So for a radius of 30 km, the new airport would have to be southeast of Utrecht (and including Utrecht itself), which seems reasonable given the large population around there that is just out of range of other airports.

In [None]:
# Finally write a function that performs all steps for any given radius, and makes a map with the new airport
def best_airport_place(r):
    best_coords = None
    best_frac = 0
    for point in coords.geometry:
        fraction = calc_pop_fraction(point, r)
        if fraction > best_frac:
            best_frac = fraction
            best_coords = point
    print(f'Best location: {best_coords.x}, {best_coords.y}')
    print(f'Fraction of population within {r} km of an airport: {best_frac:.2f}')
    return best_coords

def plot_airport_placement(r, best_coords):
    m = folium.Map(location=[52.1326, 5.2913], zoom_start=8)
    for idx, row in dutch_data.iterrows():
        Marker([row['latitude_deg'], row['longitude_deg']], popup=row['name']).add_to(m)

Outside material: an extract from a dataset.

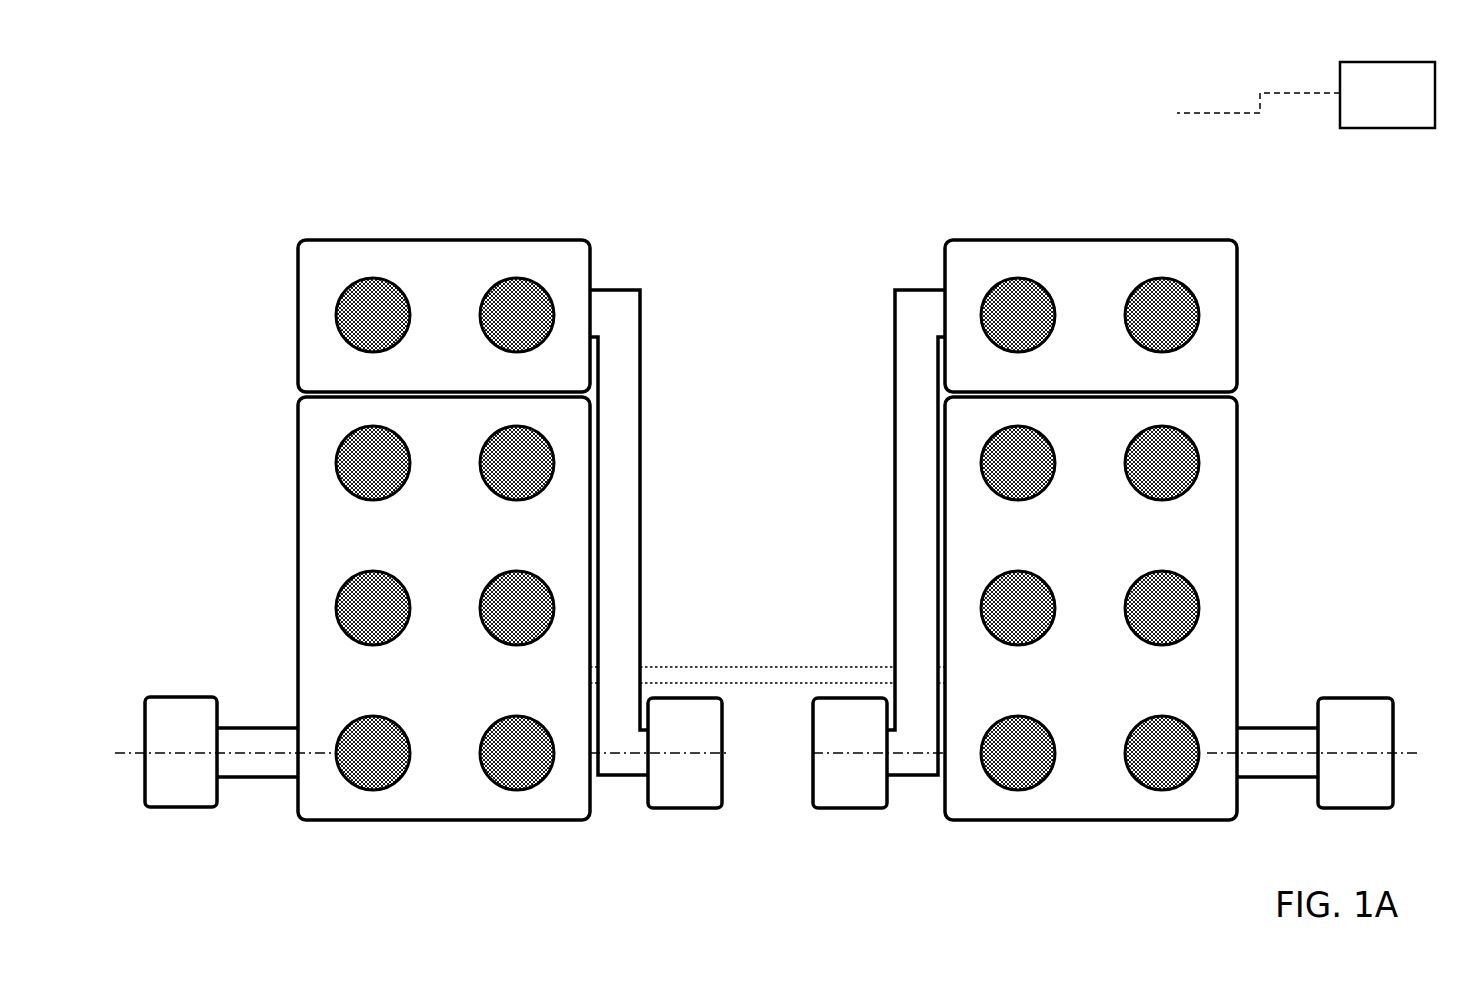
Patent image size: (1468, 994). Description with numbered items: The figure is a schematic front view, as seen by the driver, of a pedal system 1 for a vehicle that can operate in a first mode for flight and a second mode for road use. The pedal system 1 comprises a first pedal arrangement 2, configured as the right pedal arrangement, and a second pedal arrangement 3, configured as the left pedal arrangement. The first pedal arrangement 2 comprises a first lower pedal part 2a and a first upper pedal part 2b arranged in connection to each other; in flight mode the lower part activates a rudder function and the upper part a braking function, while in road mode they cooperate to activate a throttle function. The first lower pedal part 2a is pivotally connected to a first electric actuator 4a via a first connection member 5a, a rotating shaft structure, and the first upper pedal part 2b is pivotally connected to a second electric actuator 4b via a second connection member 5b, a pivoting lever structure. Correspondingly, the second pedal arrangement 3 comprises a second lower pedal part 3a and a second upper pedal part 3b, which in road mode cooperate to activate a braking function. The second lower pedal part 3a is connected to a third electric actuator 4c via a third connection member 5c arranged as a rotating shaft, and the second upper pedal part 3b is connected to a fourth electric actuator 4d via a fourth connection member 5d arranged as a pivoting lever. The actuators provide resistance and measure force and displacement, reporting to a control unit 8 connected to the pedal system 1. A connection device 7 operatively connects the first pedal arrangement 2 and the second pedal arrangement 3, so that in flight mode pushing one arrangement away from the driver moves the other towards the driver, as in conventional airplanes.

    # Add new airport, find x, y by finding best_point in coords
    best_x = coords[coords['geometry'] == best_coords]['x'].iloc[0]
    best_y = coords[coords['geometry'] == best_coords]['y'].iloc[0]
    Marker([best_y, best_x], popup='New Airport').add_to(m)

    # Add choropleth layer
    Choropleth(
        geo_data=districts.__geo_interface__,
        data=plot_dict,
        key_on='feature.id',
        fill_color='YlGnBu',
        fill_opacity=0.7,
        line_opacity=0.2,
        legend_name='Population'
    ).add_to(m)

    # Buffer, first add new point to dutch_data
    new_row = gpd.GeoDataFrame([{'name': 'new_airport', 'geometry': best_coords}], crs=dutch_data.crs)
    dutch_data_expanded = pd.concat([dutch_data, new_row])
    r_km_buffer = dutch_data_expanded.geometry.buffer(r * 1000)
    GeoJson(r_km_buffer).add_to(m)

    return m

In [None]:
best_coords_10 = best_airport_place(10)
m = plot_airport_placement(10, best_coords_10)
m.save('10km_airport_map.html')
m

Given that Schiphol does not seem to cover Amsterdam sufficiently with such a small radius, it makes sense for a new airport to be placed so that Amsterdam is covered now.

In [None]:
best_coords_50 = best_airport_place(50)
m = plot_airport_placement(50, best_coords_50)
m.save('50km_airport_map.html')
m

With such a large radius we see the final larger cities (Arnhem, Enschede, Nijmegen) and as many areas in the Netherlands as possible are covered by the new airport, as we wanted. All cities that stand out on this colourmap are serviced at this radius with the new airport.